Scientists are using supercomputers to help understand the relatively rare event of salts in water passing through atomically-thin nanoporous membranes. This research could not only help make progress in desalination for fresh water; it has applications in decontaminating the environment, better pharmaceuticals, and more.

For scientists, natural systems can try one’s patience. For a long time, nothing. Then all of a sudden, something. Wonderful things in nature can burst on the scene after long periods of dullness – rare events such as protein folding, chemical reactions, or even the seeding of clouds. Path sampling techniques employ computer algorithms that deal with the dullness in data by focusing on transitions.
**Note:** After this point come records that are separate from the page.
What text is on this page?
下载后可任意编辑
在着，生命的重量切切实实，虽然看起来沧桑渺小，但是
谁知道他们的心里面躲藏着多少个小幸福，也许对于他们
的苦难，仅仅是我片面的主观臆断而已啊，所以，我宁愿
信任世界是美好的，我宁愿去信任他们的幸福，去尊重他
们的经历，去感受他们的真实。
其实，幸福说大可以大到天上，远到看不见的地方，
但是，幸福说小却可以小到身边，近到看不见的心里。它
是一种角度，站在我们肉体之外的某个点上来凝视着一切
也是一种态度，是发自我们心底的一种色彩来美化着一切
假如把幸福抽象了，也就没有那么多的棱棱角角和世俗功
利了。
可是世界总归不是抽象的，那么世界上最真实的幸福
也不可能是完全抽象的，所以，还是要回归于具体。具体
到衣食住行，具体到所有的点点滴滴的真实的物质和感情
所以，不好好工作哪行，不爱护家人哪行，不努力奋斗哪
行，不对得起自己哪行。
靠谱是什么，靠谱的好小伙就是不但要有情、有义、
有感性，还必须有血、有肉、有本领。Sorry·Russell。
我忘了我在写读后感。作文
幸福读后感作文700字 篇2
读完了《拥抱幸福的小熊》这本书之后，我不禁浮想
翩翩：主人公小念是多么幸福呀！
Advanced path sampling techniques and molecular dynamics (MD) simulations captured the kinetics of solute transport through nanoporous membranes, according to a study published online in the Cell journal Matter, January 2020. A nanopore is basically a tiny molecule-sized hole only a few nanometers across.

The goal was to be able to calculate the mean first passage times for solutes irrespective of their magnitude,” said study co-author Amir Haji-Akbari. “Supercomputers are extremely useful in addressing questions that we can’t address with regular computing resources. For example, we couldn’t have done this calculation without a supercomputer. They’re extremely valuable in accessing scales that are not accessible to either experiments, because of their lack of resolution; or simulations, because you need a large number of computer nodes and processors to be able to address that.”

The study, “Induced Charge Anisotropy: A Hidden Variable Affecting Ion Transport through Membranes,” was published online in the Cell journal Matter in January 2020. The study co-authors are Hessam Malmir of NASA Ames Research Center; Razi Epsztein of the Israel Institute of Technology; Menachem Elimelech and Amir Haji-Akbari of Yale University. The National Science Foundation funded the study.